I have monitored ram and cpu utilization and the load typically hovers around 22-28, both before the freeze and during. The freeze seems to be nearly permanent. It can last for at least 40 minutes and restarting mysql and php-fpm does not make it go away. RAM usage never goes beyond 10 % av available RAM and swap is never used.

The only way I have to solve it is by rebooting the VPS, which makes me believe there is a underlying system misconfiguration responsible for the freeze.

An interesting note, though: A few times the issue has solved itself without a reboot. What these cases have in common is that this query "only" takes 2-7 seconds to finish. At these times, the problem goes away in 10-15 minutes times.

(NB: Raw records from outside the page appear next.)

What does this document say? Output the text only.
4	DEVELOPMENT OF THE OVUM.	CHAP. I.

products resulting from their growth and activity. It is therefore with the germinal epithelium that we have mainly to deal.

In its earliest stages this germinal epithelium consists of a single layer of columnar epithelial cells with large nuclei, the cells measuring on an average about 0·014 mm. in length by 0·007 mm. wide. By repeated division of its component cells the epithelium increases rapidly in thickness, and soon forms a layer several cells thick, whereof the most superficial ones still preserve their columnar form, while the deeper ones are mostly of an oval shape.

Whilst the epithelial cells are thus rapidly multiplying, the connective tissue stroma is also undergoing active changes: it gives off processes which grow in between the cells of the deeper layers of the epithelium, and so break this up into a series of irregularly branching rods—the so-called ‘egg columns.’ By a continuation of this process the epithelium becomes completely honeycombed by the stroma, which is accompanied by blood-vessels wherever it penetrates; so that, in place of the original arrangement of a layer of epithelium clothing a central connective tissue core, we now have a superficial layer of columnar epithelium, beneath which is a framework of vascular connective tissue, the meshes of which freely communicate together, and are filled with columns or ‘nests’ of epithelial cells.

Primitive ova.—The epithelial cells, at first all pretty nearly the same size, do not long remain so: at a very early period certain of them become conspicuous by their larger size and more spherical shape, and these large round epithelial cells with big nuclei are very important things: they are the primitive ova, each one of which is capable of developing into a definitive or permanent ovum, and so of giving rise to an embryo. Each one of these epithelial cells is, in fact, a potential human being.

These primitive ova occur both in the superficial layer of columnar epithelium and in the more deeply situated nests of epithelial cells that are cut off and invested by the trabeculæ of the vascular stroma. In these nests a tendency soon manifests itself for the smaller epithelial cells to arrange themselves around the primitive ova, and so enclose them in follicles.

So, any suggestions on what causes this and how I can track down the real underlying issue?

Update 1: The system load (1 minute load for 32 CPU cores) typically peaks at 27-28, but can rise to as high as 40 under extreme load. When this freeze occurs, the load is typically 22-27 both before and during the freeze. Most if not all available CPU cores (32) have some idle time during the freeze.

Update 2:
I have made these changes to my.cnf:

innodb_buffer_pool_size = 10G (Innodb data is 5.5G)
key_buffer          = 16M
max_allowed_packet  = 16M
thread_stack        = 192K
thread_cache_size   = 8
max_connections     = 1024

Best Answer

Have you monitored Disk I/O? Is there an increase in I/O wait times or queued transactions? It's possible that requests are queueing up at the storage level due to an I/O limitation put on by your host. Also, have you checked if you're hitting your max allowable mysql clients? If these queries are suddenly taking a lot longer to complete, it's also possible that it's not leaving enough available connections for normal site traffic because the other connections aren't closing fast enough.